Aux côtés de l’entreprise et des salariés depuis plusieurs mois, les avocats Maître Bernardini et Maître Garrouste se disent « scandalisés » par l’absence de réponse de la CADEMA. Ils dénoncent une situation « indigne d’un État de droit » et rappellent qu’« il est inconcevable que des salariés employés dans le cadre d’un marché public par une collectivité territoriale soient laissés sans salaire depuis cinq mois en raison de la faute exclusive de l’ordonnateur. Ce qui se passe à Mayotte ne pourrait pas exister en métropole ». Selon eux, le dossier dépasse le seul cadre social : « C’est un sujet de justice sociale, d’ordre public, mais surtout d’ordre républicain. Paris a désormais la possibilité de pousser la solution d’un règlement rapide de ce conflit. Nous sommes prêts et avons déjà formulé des propositions », insistent-ils.

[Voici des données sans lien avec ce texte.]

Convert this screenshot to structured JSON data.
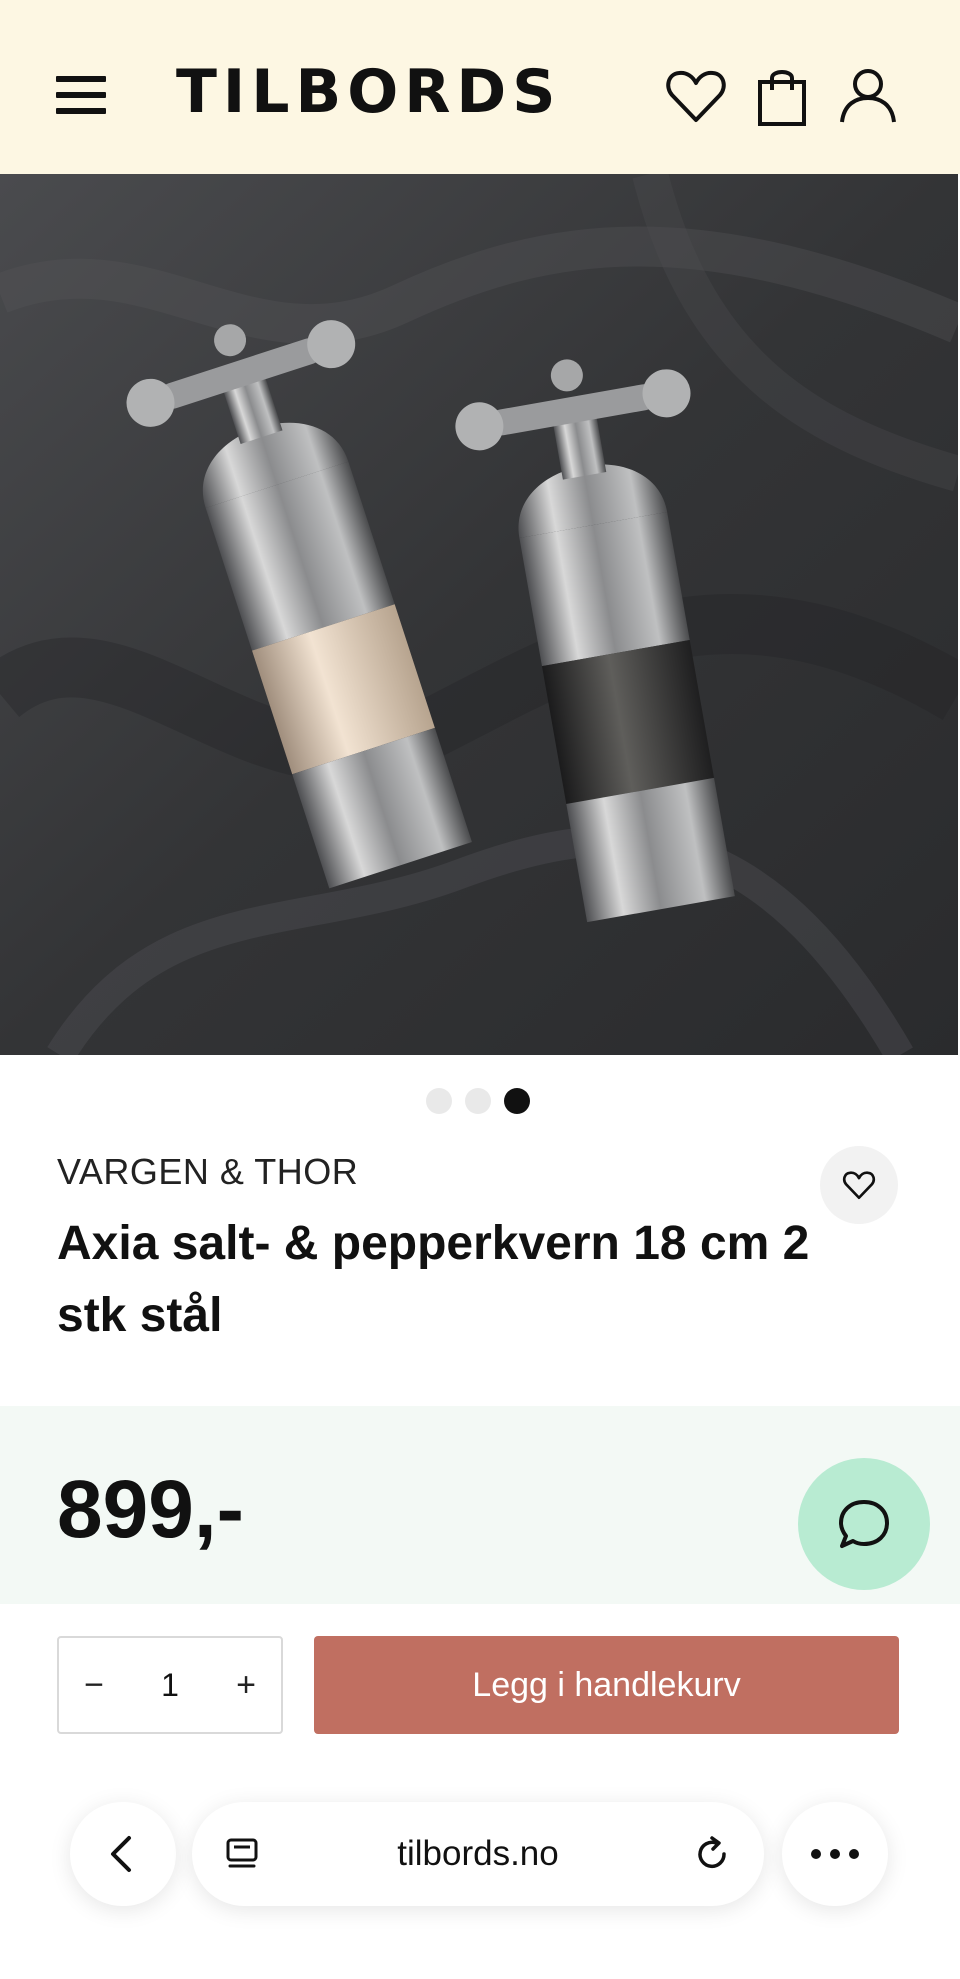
{
  "header": {
    "logo": "TILBORDS",
    "icons": [
      "menu-icon",
      "heart-icon",
      "shopping-bag-icon",
      "user-icon"
    ]
  },
  "gallery": {
    "total_images": 3,
    "active_index": 3
  },
  "product": {
    "brand": "VARGEN & THOR",
    "title": "Axia salt- & pepperkvern 18 cm 2 stk stål",
    "price": "899,-"
  },
  "cart": {
    "quantity_minus": "−",
    "quantity": "1",
    "quantity_plus": "+",
    "add_to_cart_label": "Legg i handlekurv"
  },
  "browser": {
    "url": "tilbords.no"
  },
  "colors": {
    "header_bg": "#fdf7e3",
    "price_band_bg": "#f3f9f5",
    "chat_button": "#b8ebd2",
    "add_to_cart": "#c06f61"
  }
}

Le précédent des impayés du printemps
Ce nouveau blocage intervient quelques mois après une crise similaire. Au printemps 2025, plusieurs entreprises locales, confrontées à des retards massifs de paiement de la part de collectivités, avaient menacé de suspendre leurs activités. La situation avait conduit le président de la République, Emmanuel Macron, à intervenir personnellement pour débloquer des fonds et apaiser la colère des acteurs économiques.
Les salariés de RSP Sécurité redoutent aujourd’hui que la même inertie ne replonge à nouveau l’économie mahoraise dans une spirale sociale et politique.
Offensive judiciaire et nouvelle mobilisation
Face à l’impasse, RSP Sécurité a multiplié les actions en justice : un référé provision a été déposé devant le tribunal administratif en juin, suivi d’un recours préalable indemnitaire et d’une plainte contre X pour intimidations, appels malveillants et menaces. Les salariés, réunis en collectif, annoncent la création prochaine d’une association déclarée en préfecture afin d’amplifier et poursuivre leur mobilisation. « Nous reviendrons faire le siège de la CADEMA tant que nos droits ne seront pas respectés et nous irons à la rencontre de toutes les autorités compétentes », préviennent-ils.